Un travail soigné mais sans nuance

La première moitié du film prendra donc soin de bien définir chaque personnage, ses origines, le rôle qu'il aura à jouer, tout en insistant bien au fur et à mesure sur un des thèmes essentiels de cette histoire : le rapport au père (ou à la mère en ce qui concerne Diana). Un enjeu émotionnel forcément de mise pour Snyder qui dédie son film, non sans provoquer une certaine émotion, à Autumn Snyder, sa fille disparue. La seconde moitié étant évidemment davantage portée sur le retour de l'Homme d'Acier, Superman himself, à nouveau ressuscité grâce aux pouvoirs cumulés de Flash et des Boîtes-Mères. L'arc de Clark ne change pas spécifiquement, si ce n'est pour une séquence d'importance, attendue par de nombreux fans, où le dernier fils de Krypton endossera son fameux costume noir, rendu célèbre dans le comic book The Death of Superman. Ce choix stylistique obéit aussi à une logique morale entourant le personnage (l'avis convergent de ses deux pères), mais aussi à un certain sens du fan-service, forcément prédominant dans ce montage, au point d'intégrer certains nouveaux personnages (comme Darkseid ou le Limier Martien) sans que leurs motivations ne soient clairement définies, ou bien grossies à l'extrême et sans nuance aucune.

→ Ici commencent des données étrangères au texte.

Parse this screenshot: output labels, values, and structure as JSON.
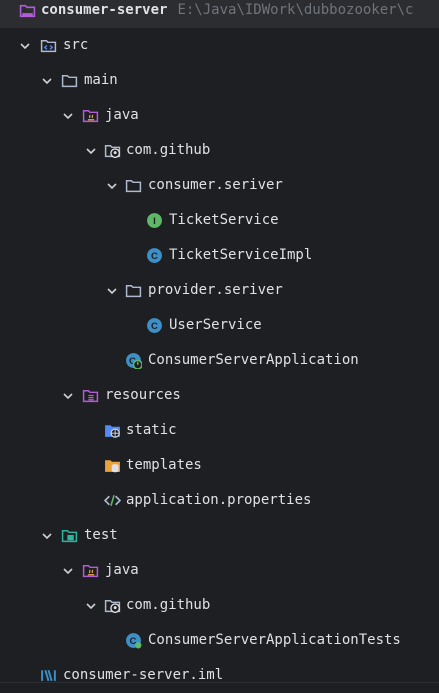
{
  "project_tree": {
    "root": {
      "label": "consumer-server",
      "path": "E:\\Java\\IDWork\\dubbozooker\\c"
    },
    "src": "src",
    "main": "main",
    "main_java": "java",
    "main_package": "com.github",
    "consumer_package": "consumer.seriver",
    "ticket_service": "TicketService",
    "ticket_service_impl": "TicketServiceImpl",
    "provider_package": "provider.seriver",
    "user_service": "UserService",
    "app_class": "ConsumerServerApplication",
    "resources": "resources",
    "static": "static",
    "templates": "templates",
    "app_properties": "application.properties",
    "test": "test",
    "test_java": "java",
    "test_package": "com.github",
    "app_tests": "ConsumerServerApplicationTests",
    "iml_file": "consumer-server.iml"
  },
  "colors": {
    "background": "#1e1f22",
    "text": "#dfe1e5",
    "hint": "#6f737a",
    "folder": "#aeb9d0",
    "source_folder": "#548af7",
    "resource_folder": "#b15ed6",
    "test_folder": "#2fb4a0",
    "interface_icon": "#5fb865",
    "class_icon": "#3d8fc7"
  },
  "icons": {
    "chevron": "chevron-down-icon",
    "module": "module-folder-icon",
    "source_root": "source-root-folder-icon",
    "folder": "folder-icon",
    "java_source": "java-source-folder-icon",
    "package": "package-github-icon",
    "interface": "interface-icon",
    "class": "class-icon",
    "spring_app": "spring-boot-class-icon",
    "resources_root": "resources-root-folder-icon",
    "web_folder": "web-folder-icon",
    "templates_folder": "templates-folder-icon",
    "properties": "properties-file-icon",
    "test_root": "test-root-folder-icon",
    "iml": "iml-file-icon"
  }
}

En terme de nuance, difficile de ne pas reprocher au film certaines vulgarités bien crasses dans la mise en scène, à commencer par les fameux ralentis chers à Snyder, en particulier les combats entourant Wonder Woman (c'est simple, on pourrait lancer un jeu à boire chaque fois que l'Amazone est présentée en slow motion sur fond de musique du monde) ou bien des effets spéciaux pas toujours très finauds. Reste que certains effets visuels ont été brillamment revus, tels que le design complet de Steppenwolf, infiniment plus imposant et fouillé que précédemment (le méchant provoquerait presque de l'émotion lors de certaines scènes, où ses yeux brillent et sa moue se plie devant l'impossibilité pour lui de regagner Apokolips). Sans oublier la musique de Tom Holkenborg (Junkie XL) épique à souhait, à des lieux de la paresseuse composition de Danny Elfman pour le précédent montage, et citant avec allégresse les divers thèmes composés par et avec Hans Zimmer sur les autres films du DCEU – on frissonne encore de retrouver les thèmes relatifs à Superman, entre autre lors du combat final, ou encore l'usage de chansons très émouvantes, majoritairement portées sur des chants féminins exotiques, dont un fabuleux chant scandinave chanté par les femmes d'un village de pêcheurs désœuvrés à la gloire d'Aquaman, ou la chanson du générique de fin, une reprise du Hallelujah de Leonard Cohen par la chanteuse Allison Crowe.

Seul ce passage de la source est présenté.